Auteur: Jean-Philippe Arm

Il serait bien futile de pontifier ici sur les enseignements utiles et nécessaires que l’horlogerie doit impérativement tirer de la crise. On pourrait souhaiter que celle-ci ait au moins donné du sens à la formule servie à tout va: ce qui ne me tue pas me renforce… Pour être franc, on ne se fait aucune illusion. D’ailleurs pourquoi les horlogers seraient-ils plus vertueux, plus intelligents et plus responsables que tous les volatiles qui mènent le monde et les affaires, qu’ils appartiennent à la famille des paons, des autruches ou des rapaces.

Il vaut mieux revenir à nos moutons préférés, qui transhument invariablement entre Genève et Bâle à l’approche du printemps. Le temps des salons suisses est celui des révélations, des confirmations, des échanges, d’une prise de température indispensable et attendue. On disait naguère qu’ils donnaient le ton de l’année. Ce n’est plus tout à fait vrai. La mondialisation et la multiplication des shows directement sur les marchés ont sensiblement modifié les habitudes et les agendas décisionnels. Du coup, ils sont remis en question, même à l’interne. Il est vrai que la culture hors sol genevoise, quelle que soit la qualité de sa production, est potentiellement itinérante et parfaitement transposable, pour ne pas dire transpotable. Le concept est naturellement appelé à évoluer, à essaimer.
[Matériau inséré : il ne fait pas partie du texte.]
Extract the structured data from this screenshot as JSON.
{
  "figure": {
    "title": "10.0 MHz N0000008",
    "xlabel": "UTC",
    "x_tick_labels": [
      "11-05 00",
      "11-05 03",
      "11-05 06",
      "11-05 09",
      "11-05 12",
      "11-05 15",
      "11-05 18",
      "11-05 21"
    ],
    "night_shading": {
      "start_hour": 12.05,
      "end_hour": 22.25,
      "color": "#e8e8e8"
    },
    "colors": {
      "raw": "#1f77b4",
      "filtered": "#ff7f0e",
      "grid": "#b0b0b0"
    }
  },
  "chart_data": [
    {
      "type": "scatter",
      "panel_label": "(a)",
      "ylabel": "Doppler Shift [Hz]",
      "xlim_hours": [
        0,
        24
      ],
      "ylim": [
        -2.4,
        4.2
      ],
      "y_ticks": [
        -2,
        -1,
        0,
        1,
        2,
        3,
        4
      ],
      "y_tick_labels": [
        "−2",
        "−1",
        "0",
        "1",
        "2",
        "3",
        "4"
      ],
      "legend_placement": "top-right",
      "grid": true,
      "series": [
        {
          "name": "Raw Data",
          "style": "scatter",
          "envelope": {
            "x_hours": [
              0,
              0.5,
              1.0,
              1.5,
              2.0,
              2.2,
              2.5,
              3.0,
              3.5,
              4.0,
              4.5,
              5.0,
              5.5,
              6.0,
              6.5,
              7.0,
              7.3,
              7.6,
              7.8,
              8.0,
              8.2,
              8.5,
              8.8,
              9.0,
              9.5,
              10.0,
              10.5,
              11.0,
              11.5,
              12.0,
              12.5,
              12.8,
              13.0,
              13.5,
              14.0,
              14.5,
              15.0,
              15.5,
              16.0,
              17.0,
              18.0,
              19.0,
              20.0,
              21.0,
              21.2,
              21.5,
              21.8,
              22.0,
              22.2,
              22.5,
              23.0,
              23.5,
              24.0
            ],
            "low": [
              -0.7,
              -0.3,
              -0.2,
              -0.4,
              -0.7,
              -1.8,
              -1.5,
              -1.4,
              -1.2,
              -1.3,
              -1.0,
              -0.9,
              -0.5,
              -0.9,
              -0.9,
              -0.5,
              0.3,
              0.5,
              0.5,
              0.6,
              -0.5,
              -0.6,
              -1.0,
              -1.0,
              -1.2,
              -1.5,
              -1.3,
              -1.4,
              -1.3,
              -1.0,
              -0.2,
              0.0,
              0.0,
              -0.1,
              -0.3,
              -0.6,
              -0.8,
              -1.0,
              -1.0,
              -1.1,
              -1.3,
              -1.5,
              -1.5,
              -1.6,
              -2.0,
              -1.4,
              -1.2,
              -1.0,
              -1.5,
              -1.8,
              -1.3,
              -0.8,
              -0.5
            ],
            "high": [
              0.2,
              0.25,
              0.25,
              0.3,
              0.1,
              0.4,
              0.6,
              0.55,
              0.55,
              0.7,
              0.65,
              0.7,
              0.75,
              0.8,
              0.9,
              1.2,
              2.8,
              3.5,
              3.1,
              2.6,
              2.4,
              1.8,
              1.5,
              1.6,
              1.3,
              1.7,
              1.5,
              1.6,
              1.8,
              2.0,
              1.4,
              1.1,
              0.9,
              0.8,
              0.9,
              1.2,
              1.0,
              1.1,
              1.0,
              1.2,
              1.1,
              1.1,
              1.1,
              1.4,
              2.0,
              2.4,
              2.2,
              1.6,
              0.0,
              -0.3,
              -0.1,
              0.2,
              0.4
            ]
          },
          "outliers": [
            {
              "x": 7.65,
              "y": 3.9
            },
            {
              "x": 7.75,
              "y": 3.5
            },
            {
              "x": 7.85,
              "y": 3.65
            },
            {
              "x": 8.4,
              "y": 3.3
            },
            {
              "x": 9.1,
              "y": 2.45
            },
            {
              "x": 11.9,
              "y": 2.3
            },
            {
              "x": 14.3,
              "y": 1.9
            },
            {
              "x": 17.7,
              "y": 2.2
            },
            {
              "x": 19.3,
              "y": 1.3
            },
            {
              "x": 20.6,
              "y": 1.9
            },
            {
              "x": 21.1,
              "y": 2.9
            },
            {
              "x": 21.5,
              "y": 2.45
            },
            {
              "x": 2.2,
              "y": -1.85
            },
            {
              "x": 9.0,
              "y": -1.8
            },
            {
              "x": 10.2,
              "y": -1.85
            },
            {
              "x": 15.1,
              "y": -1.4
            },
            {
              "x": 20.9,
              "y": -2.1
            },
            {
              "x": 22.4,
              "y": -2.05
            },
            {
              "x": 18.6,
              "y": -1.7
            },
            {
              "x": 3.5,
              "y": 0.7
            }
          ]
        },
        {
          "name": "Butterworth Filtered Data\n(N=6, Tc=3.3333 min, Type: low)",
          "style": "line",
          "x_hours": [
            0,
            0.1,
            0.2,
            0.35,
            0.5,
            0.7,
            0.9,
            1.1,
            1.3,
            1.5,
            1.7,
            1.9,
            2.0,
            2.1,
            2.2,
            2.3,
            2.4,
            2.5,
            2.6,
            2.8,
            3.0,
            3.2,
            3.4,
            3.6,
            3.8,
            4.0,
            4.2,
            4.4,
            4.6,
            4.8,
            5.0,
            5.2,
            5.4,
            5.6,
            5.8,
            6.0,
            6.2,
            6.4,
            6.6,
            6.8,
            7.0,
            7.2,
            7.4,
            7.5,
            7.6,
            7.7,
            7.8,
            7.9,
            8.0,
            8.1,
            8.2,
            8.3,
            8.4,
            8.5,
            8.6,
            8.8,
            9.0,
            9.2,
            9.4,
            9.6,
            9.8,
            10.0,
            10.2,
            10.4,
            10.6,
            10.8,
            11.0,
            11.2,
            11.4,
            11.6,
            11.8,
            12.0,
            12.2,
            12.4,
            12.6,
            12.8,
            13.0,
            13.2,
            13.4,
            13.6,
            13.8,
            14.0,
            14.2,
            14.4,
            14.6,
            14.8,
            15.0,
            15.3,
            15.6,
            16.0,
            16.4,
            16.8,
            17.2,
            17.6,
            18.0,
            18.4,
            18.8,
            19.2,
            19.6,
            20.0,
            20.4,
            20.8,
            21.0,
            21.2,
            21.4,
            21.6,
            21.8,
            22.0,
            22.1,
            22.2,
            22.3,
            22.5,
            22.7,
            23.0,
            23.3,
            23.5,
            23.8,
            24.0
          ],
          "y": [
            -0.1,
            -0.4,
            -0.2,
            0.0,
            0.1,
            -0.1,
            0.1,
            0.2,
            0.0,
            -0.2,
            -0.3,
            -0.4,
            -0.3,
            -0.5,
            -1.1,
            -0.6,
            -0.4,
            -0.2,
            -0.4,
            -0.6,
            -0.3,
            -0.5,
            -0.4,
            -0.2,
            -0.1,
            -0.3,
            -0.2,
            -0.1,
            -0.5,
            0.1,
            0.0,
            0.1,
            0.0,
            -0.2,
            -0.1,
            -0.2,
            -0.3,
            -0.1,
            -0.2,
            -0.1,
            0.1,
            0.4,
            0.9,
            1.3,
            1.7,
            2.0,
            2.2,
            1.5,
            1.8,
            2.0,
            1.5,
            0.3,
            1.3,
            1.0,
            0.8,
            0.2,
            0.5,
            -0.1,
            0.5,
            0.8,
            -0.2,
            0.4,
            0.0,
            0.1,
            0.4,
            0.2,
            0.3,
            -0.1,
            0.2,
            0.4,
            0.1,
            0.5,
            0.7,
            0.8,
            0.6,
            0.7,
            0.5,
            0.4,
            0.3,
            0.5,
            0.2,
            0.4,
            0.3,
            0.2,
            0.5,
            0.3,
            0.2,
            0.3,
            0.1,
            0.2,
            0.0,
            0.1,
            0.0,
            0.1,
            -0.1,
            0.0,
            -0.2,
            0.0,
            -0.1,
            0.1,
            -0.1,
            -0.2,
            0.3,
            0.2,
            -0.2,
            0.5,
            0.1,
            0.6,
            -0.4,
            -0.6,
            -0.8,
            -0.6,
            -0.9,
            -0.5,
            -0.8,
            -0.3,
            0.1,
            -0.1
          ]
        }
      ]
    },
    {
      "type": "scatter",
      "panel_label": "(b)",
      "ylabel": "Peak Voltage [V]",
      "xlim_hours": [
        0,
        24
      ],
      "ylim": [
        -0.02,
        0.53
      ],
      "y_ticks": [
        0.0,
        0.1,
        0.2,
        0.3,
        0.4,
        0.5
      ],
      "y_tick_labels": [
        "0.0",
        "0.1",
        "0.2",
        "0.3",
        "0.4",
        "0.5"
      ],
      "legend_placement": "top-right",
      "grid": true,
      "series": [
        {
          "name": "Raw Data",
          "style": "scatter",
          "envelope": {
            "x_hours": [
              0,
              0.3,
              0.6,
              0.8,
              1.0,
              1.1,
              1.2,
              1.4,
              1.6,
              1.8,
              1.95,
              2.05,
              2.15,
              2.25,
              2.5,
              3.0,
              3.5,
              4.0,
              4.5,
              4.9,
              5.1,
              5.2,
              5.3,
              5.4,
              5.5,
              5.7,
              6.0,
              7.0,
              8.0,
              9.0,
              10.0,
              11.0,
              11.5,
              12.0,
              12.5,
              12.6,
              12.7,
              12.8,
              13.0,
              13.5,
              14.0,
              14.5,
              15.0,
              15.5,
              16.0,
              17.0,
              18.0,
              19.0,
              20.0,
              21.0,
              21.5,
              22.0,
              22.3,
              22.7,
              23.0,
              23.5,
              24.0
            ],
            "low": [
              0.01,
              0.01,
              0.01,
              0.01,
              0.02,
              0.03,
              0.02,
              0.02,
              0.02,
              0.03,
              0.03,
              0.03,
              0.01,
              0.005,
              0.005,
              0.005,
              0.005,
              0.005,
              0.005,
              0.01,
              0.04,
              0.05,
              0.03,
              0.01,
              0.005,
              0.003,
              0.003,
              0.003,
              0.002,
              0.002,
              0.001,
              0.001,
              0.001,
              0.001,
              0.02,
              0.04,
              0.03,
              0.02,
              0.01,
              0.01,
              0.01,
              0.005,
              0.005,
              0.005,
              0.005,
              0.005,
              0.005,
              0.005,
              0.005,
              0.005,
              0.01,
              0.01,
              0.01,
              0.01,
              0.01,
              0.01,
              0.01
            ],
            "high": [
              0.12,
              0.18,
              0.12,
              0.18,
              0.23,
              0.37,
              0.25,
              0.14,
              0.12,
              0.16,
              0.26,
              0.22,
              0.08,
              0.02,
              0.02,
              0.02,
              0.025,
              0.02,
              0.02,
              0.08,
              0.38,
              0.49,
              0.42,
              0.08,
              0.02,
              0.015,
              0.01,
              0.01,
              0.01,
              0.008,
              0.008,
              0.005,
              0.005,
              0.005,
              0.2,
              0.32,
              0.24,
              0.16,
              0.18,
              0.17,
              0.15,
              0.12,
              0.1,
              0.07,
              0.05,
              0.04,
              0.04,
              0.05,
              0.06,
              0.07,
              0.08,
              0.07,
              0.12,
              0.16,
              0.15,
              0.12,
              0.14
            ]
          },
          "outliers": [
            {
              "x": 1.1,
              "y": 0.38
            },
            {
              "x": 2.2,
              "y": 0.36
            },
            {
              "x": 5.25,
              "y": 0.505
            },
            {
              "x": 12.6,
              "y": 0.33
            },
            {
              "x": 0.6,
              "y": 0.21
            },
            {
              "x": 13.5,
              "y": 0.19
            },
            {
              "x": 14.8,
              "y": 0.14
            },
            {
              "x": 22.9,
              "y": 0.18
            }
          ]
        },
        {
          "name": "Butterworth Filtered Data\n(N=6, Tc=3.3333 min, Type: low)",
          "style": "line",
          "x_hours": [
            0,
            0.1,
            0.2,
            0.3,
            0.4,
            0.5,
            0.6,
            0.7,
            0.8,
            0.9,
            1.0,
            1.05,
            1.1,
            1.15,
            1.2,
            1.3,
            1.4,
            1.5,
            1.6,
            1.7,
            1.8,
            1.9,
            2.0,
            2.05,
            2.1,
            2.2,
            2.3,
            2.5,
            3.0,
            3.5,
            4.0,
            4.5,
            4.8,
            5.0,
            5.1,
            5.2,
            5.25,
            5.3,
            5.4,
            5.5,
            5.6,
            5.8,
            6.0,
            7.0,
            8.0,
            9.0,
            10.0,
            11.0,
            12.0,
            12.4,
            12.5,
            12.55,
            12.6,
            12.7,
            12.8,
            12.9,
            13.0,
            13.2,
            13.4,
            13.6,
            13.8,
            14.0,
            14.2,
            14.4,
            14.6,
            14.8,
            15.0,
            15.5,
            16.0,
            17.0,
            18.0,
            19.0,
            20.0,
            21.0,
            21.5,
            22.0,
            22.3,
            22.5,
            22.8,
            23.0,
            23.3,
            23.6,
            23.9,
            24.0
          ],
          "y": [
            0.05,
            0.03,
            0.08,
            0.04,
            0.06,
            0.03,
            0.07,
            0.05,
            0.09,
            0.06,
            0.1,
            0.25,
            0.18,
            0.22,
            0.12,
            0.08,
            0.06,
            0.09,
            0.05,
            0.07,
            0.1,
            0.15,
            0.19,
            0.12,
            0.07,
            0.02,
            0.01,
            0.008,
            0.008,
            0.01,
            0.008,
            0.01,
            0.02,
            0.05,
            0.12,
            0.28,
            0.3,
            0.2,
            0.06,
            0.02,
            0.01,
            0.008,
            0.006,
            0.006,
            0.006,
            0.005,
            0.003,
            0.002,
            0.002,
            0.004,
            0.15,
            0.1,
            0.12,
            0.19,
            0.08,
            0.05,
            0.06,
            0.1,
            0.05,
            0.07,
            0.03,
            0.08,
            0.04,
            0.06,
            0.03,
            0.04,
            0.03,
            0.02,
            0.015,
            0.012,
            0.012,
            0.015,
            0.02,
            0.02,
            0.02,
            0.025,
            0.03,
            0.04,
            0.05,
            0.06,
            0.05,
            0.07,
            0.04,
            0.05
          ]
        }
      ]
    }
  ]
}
En revanche, les open-field bâlois, d’une toute autre dimension, sont le vaste théâtre d’un rendez-vous planétaire unique et irremplaçable. Avec des visiteurs et des exposants venus du monde entier, c’est l’occasion ou jamais d’oublier son nombril, d’abandonner ses œillères et de s’en mettre plein la vue en portant son regard, surtout pas hautain, sur ce que font les autres. Et cela se vérifie, heureusement. Nous avons suivi à plusieurs reprises des horlogers suisses, parmi les meilleurs et les plus créatifs, dans la vaste halle réunissant les pavillons étrangers. Leurs commentaires avisés contrastaient singulièrement avec les préjugés habituels. Au-delà des craintes réciproques d’espionnage, qu’il serait naïf de sous-estimer, la confrontation est forcément stimulante. Il y a toujours à apprendre des autres, même quand on se pose en leader de sa branche. Sans attendre qu’ils vous donnent la leçon.

C’est aussi dans cet esprit que ce magazine, dont la vocation première est de soutenir l’horlogerie suisse, son savoir-faire et indirectement ses emplois, consacre régulièrement des articles à ce qui se fait ailleurs, de Tokyo à Glashütte. Dans ce numéro, c’est à Shenzhen que nous avons recueilli la vision d’un patron horloger chinois. Bonne lecture.